# Lanark and Renfrew Scottish



## SeR (22 Jun 2013)

Hello everyone!

I was curious to know if anyone on this site would happen to know anything about former commanding officers (hopefully a list of some sort) of the 1st Air Defence Regiment (Lanark and Renfrew Scottish), RCA.

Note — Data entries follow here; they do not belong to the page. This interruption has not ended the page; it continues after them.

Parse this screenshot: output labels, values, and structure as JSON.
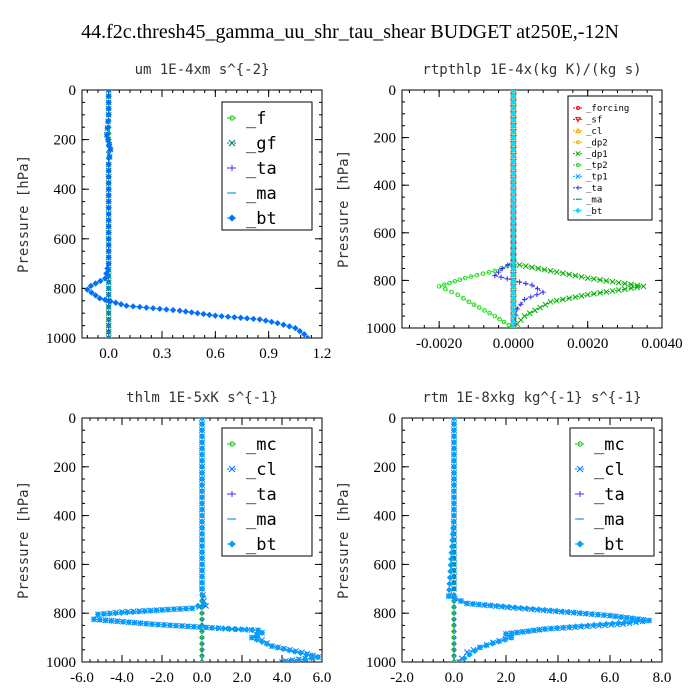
{
  "title": "44.f2c.thresh45_gamma_uu_shr_tau_shear  BUDGET at250E,-12N",
  "chart_data": [
    {
      "type": "line",
      "title": "um  1E-4xm s^{-2}",
      "ylabel": "Pressure [hPa]",
      "ylim": [
        1000,
        0
      ],
      "xlim": [
        -0.15,
        1.2
      ],
      "xticks": [
        0.0,
        0.3,
        0.6,
        0.9,
        1.2
      ],
      "xtick_labels": [
        "0.0",
        "0.3",
        "0.6",
        "0.9",
        "1.2"
      ],
      "yticks": [
        0,
        200,
        400,
        600,
        800,
        1000
      ],
      "ytick_labels": [
        "0",
        "200",
        "400",
        "600",
        "800",
        "1000"
      ],
      "legend": "top-right",
      "legend_size": "large",
      "series": [
        {
          "name": "_f",
          "color": "#00c000",
          "marker": "circle",
          "x": [
            0,
            0,
            0,
            0,
            0,
            0,
            0,
            0,
            0,
            0,
            0,
            0
          ],
          "y": [
            0,
            100,
            200,
            300,
            400,
            500,
            600,
            700,
            800,
            900,
            950,
            1000
          ]
        },
        {
          "name": "_gf",
          "color": "#007a7a",
          "marker": "x",
          "x": [
            0,
            0,
            -0.01,
            0.01,
            0,
            0,
            0,
            0,
            0,
            0,
            0,
            0
          ],
          "y": [
            0,
            100,
            180,
            240,
            300,
            400,
            500,
            600,
            700,
            800,
            900,
            1000
          ]
        },
        {
          "name": "_ta",
          "color": "#3030ff",
          "marker": "plus",
          "x": [
            0,
            0,
            0,
            0,
            0,
            0,
            0,
            0,
            0,
            0,
            0,
            0
          ],
          "y": [
            0,
            100,
            200,
            300,
            400,
            500,
            600,
            700,
            800,
            900,
            950,
            1000
          ]
        },
        {
          "name": "_ma",
          "color": "#00a0c0",
          "marker": "dash",
          "x": [
            0,
            0,
            0,
            0,
            0,
            0,
            0,
            0,
            0,
            0,
            0,
            0
          ],
          "y": [
            0,
            100,
            200,
            300,
            400,
            500,
            600,
            700,
            800,
            900,
            950,
            1000
          ]
        },
        {
          "name": "_bt",
          "color": "#0070ff",
          "marker": "diamond",
          "x": [
            0,
            0,
            -0.01,
            0.01,
            0,
            0,
            0,
            -0.02,
            -0.1,
            -0.12,
            -0.05,
            0.1,
            0.25,
            0.4,
            0.6,
            0.85,
            0.95,
            1.05,
            1.1,
            1.12
          ],
          "y": [
            0,
            100,
            180,
            240,
            300,
            500,
            700,
            760,
            790,
            805,
            840,
            870,
            880,
            890,
            910,
            925,
            940,
            960,
            985,
            1000
          ]
        }
      ]
    },
    {
      "type": "line",
      "title": "rtpthlp  1E-4x(kg K)/(kg s)",
      "ylabel": "Pressure [hPa]",
      "ylim": [
        1000,
        0
      ],
      "xlim": [
        -0.003,
        0.004
      ],
      "xticks": [
        -0.002,
        0.0,
        0.002,
        0.004
      ],
      "xtick_labels": [
        "-0.0020",
        "0.0000",
        "0.0020",
        "0.0040"
      ],
      "yticks": [
        0,
        200,
        400,
        600,
        800,
        1000
      ],
      "ytick_labels": [
        "0",
        "200",
        "400",
        "600",
        "800",
        "1000"
      ],
      "legend": "top-right",
      "legend_size": "small",
      "series": [
        {
          "name": "_forcing",
          "color": "#ff0000",
          "marker": "circle",
          "x": [
            0,
            0,
            0,
            0,
            0,
            0,
            0,
            0,
            0,
            0
          ],
          "y": [
            0,
            100,
            200,
            300,
            400,
            500,
            600,
            700,
            800,
            1000
          ]
        },
        {
          "name": "_sf",
          "color": "#ff0000",
          "marker": "triangle-down",
          "x": [
            0,
            0,
            0,
            0,
            0,
            0
          ],
          "y": [
            0,
            200,
            400,
            600,
            800,
            1000
          ]
        },
        {
          "name": "_cl",
          "color": "#ffa000",
          "marker": "triangle",
          "x": [
            0,
            0,
            0,
            0,
            0,
            0
          ],
          "y": [
            0,
            200,
            400,
            600,
            800,
            1000
          ]
        },
        {
          "name": "_dp2",
          "color": "#e0c000",
          "marker": "circle",
          "x": [
            0,
            0,
            0,
            0,
            0,
            0
          ],
          "y": [
            0,
            200,
            400,
            600,
            800,
            1000
          ]
        },
        {
          "name": "_dp1",
          "color": "#00b000",
          "marker": "x",
          "x": [
            0,
            0,
            0,
            0.001,
            0.002,
            0.0035,
            0.002,
            0.001,
            0.0003,
            0
          ],
          "y": [
            0,
            400,
            730,
            760,
            790,
            825,
            860,
            890,
            950,
            1000
          ]
        },
        {
          "name": "_tp2",
          "color": "#20e020",
          "marker": "circle",
          "x": [
            0,
            0,
            0,
            -0.0005,
            -0.0013,
            -0.002,
            -0.0015,
            -0.0012,
            -0.0005,
            0
          ],
          "y": [
            0,
            400,
            730,
            760,
            790,
            825,
            860,
            890,
            950,
            1000
          ]
        },
        {
          "name": "_tp1",
          "color": "#00a0ff",
          "marker": "x",
          "x": [
            0,
            0,
            0,
            0,
            0,
            0
          ],
          "y": [
            0,
            200,
            400,
            600,
            800,
            1000
          ]
        },
        {
          "name": "_ta",
          "color": "#3030ff",
          "marker": "plus",
          "x": [
            0,
            0,
            0,
            -0.0003,
            -0.0005,
            0.0005,
            0.0008,
            0.0003,
            0.0001,
            0
          ],
          "y": [
            0,
            400,
            720,
            750,
            780,
            820,
            850,
            880,
            920,
            1000
          ]
        },
        {
          "name": "_ma",
          "color": "#00a0c0",
          "marker": "dash",
          "x": [
            0,
            0,
            0,
            0,
            0,
            0
          ],
          "y": [
            0,
            200,
            400,
            600,
            800,
            1000
          ]
        },
        {
          "name": "_bt",
          "color": "#00e0ff",
          "marker": "diamond",
          "x": [
            0,
            0,
            0,
            0,
            0,
            0
          ],
          "y": [
            0,
            200,
            400,
            600,
            800,
            1000
          ]
        }
      ]
    },
    {
      "type": "line",
      "title": "thlm  1E-5xK s^{-1}",
      "ylabel": "Pressure [hPa]",
      "ylim": [
        1000,
        0
      ],
      "xlim": [
        -6,
        6
      ],
      "xticks": [
        -6,
        -4,
        -2,
        0,
        2,
        4,
        6
      ],
      "xtick_labels": [
        "-6.0",
        "-4.0",
        "-2.0",
        "0.0",
        "2.0",
        "4.0",
        "6.0"
      ],
      "yticks": [
        0,
        200,
        400,
        600,
        800,
        1000
      ],
      "ytick_labels": [
        "0",
        "200",
        "400",
        "600",
        "800",
        "1000"
      ],
      "legend": "top-right",
      "legend_size": "large",
      "series": [
        {
          "name": "_mc",
          "color": "#00c000",
          "marker": "circle",
          "x": [
            0,
            0,
            0,
            0,
            0,
            0,
            0,
            0,
            0,
            0,
            0,
            0
          ],
          "y": [
            0,
            100,
            200,
            300,
            400,
            500,
            600,
            700,
            800,
            900,
            950,
            1000
          ]
        },
        {
          "name": "_cl",
          "color": "#0070ff",
          "marker": "x",
          "x": [
            0,
            0,
            0,
            0.1,
            0.2,
            -0.5,
            -1.7,
            -4.0,
            -5.2,
            -5.4,
            -2.5,
            0.5,
            1.5,
            2.8,
            3.0,
            2.5,
            3.0,
            3.5,
            5.0,
            5.8,
            4.2,
            4.0
          ],
          "y": [
            0,
            400,
            700,
            750,
            770,
            780,
            785,
            795,
            805,
            825,
            845,
            860,
            865,
            870,
            880,
            900,
            910,
            935,
            960,
            980,
            995,
            1000
          ]
        },
        {
          "name": "_ta",
          "color": "#3030ff",
          "marker": "plus",
          "x": [
            0,
            0,
            0,
            0,
            0,
            0
          ],
          "y": [
            0,
            200,
            400,
            600,
            800,
            1000
          ]
        },
        {
          "name": "_ma",
          "color": "#00a0c0",
          "marker": "dash",
          "x": [
            0,
            0,
            0,
            0,
            0,
            0
          ],
          "y": [
            0,
            200,
            400,
            600,
            800,
            1000
          ]
        },
        {
          "name": "_bt",
          "color": "#00a0ff",
          "marker": "diamond",
          "x": [
            0,
            0,
            0,
            0.1,
            -0.5,
            -1.7,
            -5.2,
            -5.4,
            -2.5,
            0.5,
            2.8,
            3.0,
            2.5,
            3.5,
            5.8,
            4.2
          ],
          "y": [
            0,
            400,
            700,
            760,
            780,
            785,
            805,
            825,
            845,
            860,
            870,
            880,
            900,
            935,
            980,
            1000
          ]
        }
      ]
    },
    {
      "type": "line",
      "title": "rtm  1E-8xkg kg^{-1} s^{-1}",
      "ylabel": "Pressure [hPa]",
      "ylim": [
        1000,
        0
      ],
      "xlim": [
        -2,
        8
      ],
      "xticks": [
        -2,
        0,
        2,
        4,
        6,
        8
      ],
      "xtick_labels": [
        "-2.0",
        "0.0",
        "2.0",
        "4.0",
        "6.0",
        "8.0"
      ],
      "yticks": [
        0,
        200,
        400,
        600,
        800,
        1000
      ],
      "ytick_labels": [
        "0",
        "200",
        "400",
        "600",
        "800",
        "1000"
      ],
      "legend": "top-right",
      "legend_size": "large",
      "series": [
        {
          "name": "_mc",
          "color": "#00c000",
          "marker": "circle",
          "x": [
            0,
            0,
            0,
            0,
            0,
            0,
            0,
            0,
            0,
            0,
            0,
            0
          ],
          "y": [
            0,
            100,
            200,
            300,
            400,
            500,
            600,
            700,
            800,
            900,
            950,
            1000
          ]
        },
        {
          "name": "_cl",
          "color": "#0070ff",
          "marker": "x",
          "x": [
            0,
            0,
            0,
            -0.2,
            0.5,
            2.5,
            6.0,
            7.5,
            6.5,
            3.5,
            2.0,
            2.2,
            1.5,
            1.0,
            0.5,
            0.3,
            0.2
          ],
          "y": [
            0,
            400,
            700,
            730,
            760,
            780,
            810,
            830,
            845,
            865,
            885,
            900,
            920,
            940,
            960,
            985,
            1000
          ]
        },
        {
          "name": "_ta",
          "color": "#3030ff",
          "marker": "plus",
          "x": [
            0,
            0,
            0,
            0,
            0,
            0
          ],
          "y": [
            0,
            200,
            400,
            600,
            800,
            1000
          ]
        },
        {
          "name": "_ma",
          "color": "#00a0c0",
          "marker": "dash",
          "x": [
            0,
            0,
            0,
            0,
            0,
            0
          ],
          "y": [
            0,
            200,
            400,
            600,
            800,
            1000
          ]
        },
        {
          "name": "_bt",
          "color": "#00a0ff",
          "marker": "diamond",
          "x": [
            0,
            0,
            -0.2,
            0.5,
            6.0,
            7.5,
            3.5,
            2.0,
            2.2,
            1.0,
            0.2
          ],
          "y": [
            0,
            400,
            730,
            760,
            810,
            830,
            865,
            885,
            900,
            940,
            1000
          ]
        }
      ]
    }
  ]
}
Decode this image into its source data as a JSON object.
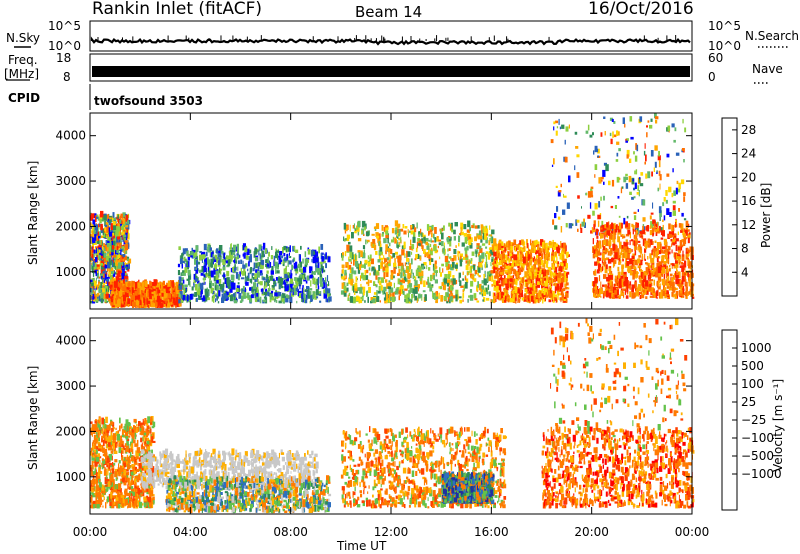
{
  "header": {
    "title": "Rankin Inlet (fitACF)",
    "beam": "Beam 14",
    "date": "16/Oct/2016"
  },
  "strip_labels": {
    "nsky": "N.Sky",
    "nsky_ticks": [
      "10^5",
      "10^0"
    ],
    "nsearch": "N.Search",
    "freq_line1": "Freq.",
    "freq_line2": "[MHz]",
    "freq_ticks": [
      "18",
      "8"
    ],
    "nave": "Nave",
    "nave_ticks": [
      "60",
      "0"
    ],
    "cpid": "CPID",
    "program": "twofsound 3503"
  },
  "legend_styles": {
    "nsearch": "dotted",
    "nave": "dotted"
  },
  "colors": {
    "power_scale": [
      "#0000ff",
      "#2a62b8",
      "#2e8b57",
      "#63b96a",
      "#8ccf3f",
      "#ffd700",
      "#ffa500",
      "#ff7000",
      "#ff2000"
    ],
    "velocity_scale": [
      "#2030a0",
      "#2e6fbf",
      "#2e8b57",
      "#63c24a",
      "#c8c8c8",
      "#c8c8c8",
      "#ffb000",
      "#ff7a00",
      "#ff4000",
      "#ff0000"
    ]
  },
  "chart_data": [
    {
      "type": "heatmap",
      "panel": "power",
      "ylabel": "Slant Range [km]",
      "xlabel": "",
      "xlim": [
        "00:00",
        "00:00"
      ],
      "ylim": [
        180,
        4500
      ],
      "x_ticks": [
        "00:00",
        "04:00",
        "08:00",
        "12:00",
        "16:00",
        "20:00",
        "00:00"
      ],
      "y_ticks": [
        1000,
        2000,
        3000,
        4000
      ],
      "colorbar": {
        "label": "Power [dB]",
        "ticks": [
          4,
          8,
          12,
          16,
          20,
          24,
          28
        ],
        "range": [
          0,
          30
        ]
      },
      "regions": [
        {
          "t": [
            0.0,
            1.5
          ],
          "r": [
            300,
            2200
          ],
          "level": "mixed low-high"
        },
        {
          "t": [
            0.8,
            3.6
          ],
          "r": [
            200,
            700
          ],
          "level": "high (24-30 dB)"
        },
        {
          "t": [
            3.5,
            9.5
          ],
          "r": [
            300,
            1500
          ],
          "level": "low-mid (4-16 dB)"
        },
        {
          "t": [
            10.0,
            16.0
          ],
          "r": [
            300,
            2000
          ],
          "level": "mid-high (12-26 dB)"
        },
        {
          "t": [
            16.0,
            19.0
          ],
          "r": [
            300,
            1600
          ],
          "level": "high (20-30 dB)"
        },
        {
          "t": [
            18.3,
            23.7
          ],
          "r": [
            1800,
            4400
          ],
          "level": "sparse mixed"
        },
        {
          "t": [
            20.0,
            24.0
          ],
          "r": [
            400,
            2000
          ],
          "level": "high (24-30 dB)"
        }
      ]
    },
    {
      "type": "heatmap",
      "panel": "velocity",
      "ylabel": "Slant Range [km]",
      "xlabel": "Time UT",
      "xlim": [
        "00:00",
        "00:00"
      ],
      "ylim": [
        180,
        4500
      ],
      "x_ticks": [
        "00:00",
        "04:00",
        "08:00",
        "12:00",
        "16:00",
        "20:00",
        "00:00"
      ],
      "y_ticks": [
        1000,
        2000,
        3000,
        4000
      ],
      "colorbar": {
        "label": "Velocity [m s⁻¹]",
        "ticks": [
          "1000",
          "500",
          "100",
          "25",
          "−25",
          "−100",
          "−500",
          "−1000"
        ]
      },
      "regions": [
        {
          "t": [
            0.0,
            2.5
          ],
          "r": [
            300,
            2200
          ],
          "level": "-100 to -500 m/s"
        },
        {
          "t": [
            2.0,
            9.0
          ],
          "r": [
            700,
            1500
          ],
          "level": "ground scatter (-25 to 25 m/s)"
        },
        {
          "t": [
            3.0,
            9.5
          ],
          "r": [
            200,
            900
          ],
          "level": "mixed ±100 m/s"
        },
        {
          "t": [
            10.0,
            16.5
          ],
          "r": [
            300,
            2000
          ],
          "level": "-100 to -500 m/s"
        },
        {
          "t": [
            14.0,
            16.0
          ],
          "r": [
            400,
            1000
          ],
          "level": "+100 to +500 m/s"
        },
        {
          "t": [
            18.3,
            23.7
          ],
          "r": [
            1500,
            4400
          ],
          "level": "-100 to -500 m/s sparse"
        },
        {
          "t": [
            18.0,
            24.0
          ],
          "r": [
            300,
            2000
          ],
          "level": "-100 to -1000 m/s"
        }
      ]
    }
  ]
}
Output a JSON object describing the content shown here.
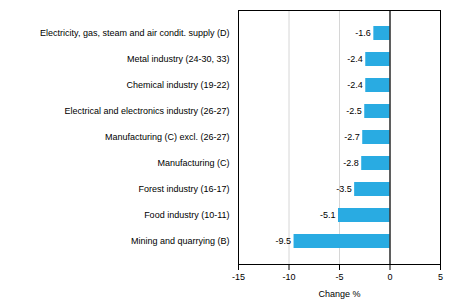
{
  "chart_data": {
    "type": "bar",
    "orientation": "horizontal",
    "categories": [
      "Mining and quarrying (B)",
      "Food industry (10-11)",
      "Forest industry (16-17)",
      "Manufacturing (C)",
      "Manufacturing (C) excl. (26-27)",
      "Electrical and electronics industry (26-27)",
      "Chemical industry (19-22)",
      "Metal industry (24-30, 33)",
      "Electricity, gas, steam and air condit. supply (D)"
    ],
    "values": [
      -9.5,
      -5.1,
      -3.5,
      -2.8,
      -2.7,
      -2.5,
      -2.4,
      -2.4,
      -1.6
    ],
    "color": "#29ABE2",
    "xlabel": "Change %",
    "xlim": [
      -15,
      5
    ],
    "xticks": [
      -15,
      -10,
      -5,
      0,
      5
    ],
    "grid": true,
    "data_labels": true
  }
}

Any help would be greatly appreciated!


----------



## dapaterson (22 Jun 2013)

They are now 42 Fd Regt, RCA.


----------



## SeR (22 Jun 2013)

dapaterson said:
			
		

> They are now 42 Fd Regt, RCA.



Thank you, but I meant COs during the time it was known as the Lanark and Renfrew Scottish.


----------



## FormerHorseGuard (22 Jun 2013)

Last CO of the Regiment was LCol Dave Frausel, ( former RCR and Guards background) before him LCoL Ross Bounsall a former Cameron Highlander of Ottawa.
Frausel took it from the L&R to 1 AD.
There a few former L&Rs on this site.
Stuart


----------



## Rheostatic (27 Jun 2013)

Not sure if this overlaps the time period you're looking for:
http://carletonplacelocalhistory.wordpress.com/2010/01/11/story-of-the-lanark-and-renfrew-scottish-regiment-by-howard-morton-brown-14-sept-1961/


----------



## FormerHorseGuard (29 Jun 2013)

I found the answer to the question the person had.
He was looking for the time line a relative was the CO
On 2 Jan.1969, LCol Noonan took over from LCol Merredew and commanded until 31 Oct. 1970. He became the HLCol in 1988 and HCol from the early 90s, until 2007.

Just needed to provide more infor so I could get him the answer he was seeking.


----------



## SeR (29 Jun 2013)

Thanks again FormerHorseGuard!


----------



## riggermade (30 Jun 2013)

Might get some info here https://www.facebook.com/#!/groups/2399143892/


----------



## armyloo (15 Jul 2013)

riggermade - like


----------